I did assume, though. I was assuming you understood I was directly wiring it w/ no plugs/receptacles (since I didn't mention them, and since both items will be "fixed" in place).

I appreciate you taking the time helping to educate me (and others on the forum) enough to get my installation (and others) through inspection.

So if my compressor trips its 30a breaker, it's nice to know that I CAN upsize the breaker without having to pull a new cable, though hopefully I can go with a modest up-size). When I read about special welder circuits, I didn't realize such rules can apply to motor circuits as well (I guess maybe only for fixed, "dedicated" motor circuits so labeled?)

If I am ever questioned by anyone on that, is there a place or search-term I should look for documentation? Obviously I will leave the 30a breaker in place for the inspection (the circuit won't be energized until after the inspection, so I won't at that point know of it will hold or not of course), but somewhere down the line it would be handy to know.
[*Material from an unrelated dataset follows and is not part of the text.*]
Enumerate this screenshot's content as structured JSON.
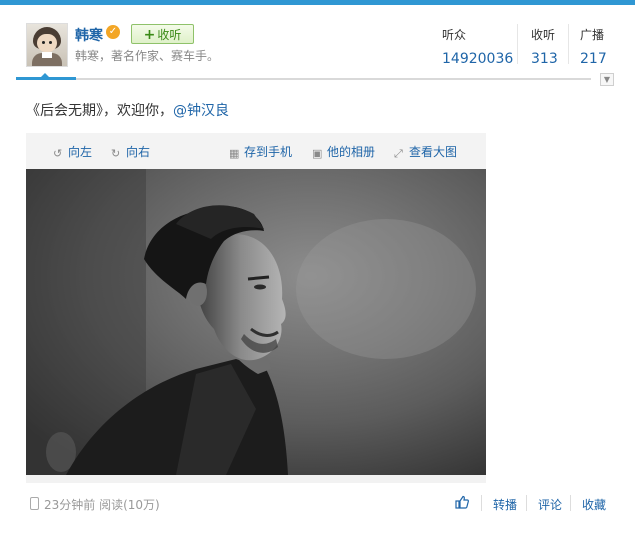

I hesitate to ask my inspector that question since he made it clear he wasn't there to educate-only inspect, and I respect his right to draw a line between the two.

Would such a provision apply for most circuits using motors (like a dedicated air conditioner compressor)? The reason I ask is that I have an RV where in very hot weather, the A/C will sometimes trip its breaker unless I direct a small fan onto the panel, yet the measured constant running draw (using two separate clamp meters) show is below the installed circuit breaker and also the capacity of the installed wiring?

In the case of the RV, once the return (recirculated) air cools off, the current draw is about 15% lower than when hot (I have observed this mostly in AZ where ambient temperatures have exceeded 115 degrees F and it can take hours (in hot sun) to get the interior temperature to 80 deg), and the problem disappears as pressures in the system drop off, allowing the compressor to draw less current.

Welder circuits have different sizing parameters than motor circuits. Different animals, different articles in the NEC. Same goes for air conditioning compressors the only difference being that manufacturers already did the calcs and listed them on the nameplate.

As for the AC issue in the RV, it sounds like it may be low on refrigerant. I would have it serviced before you take it out into the heat again.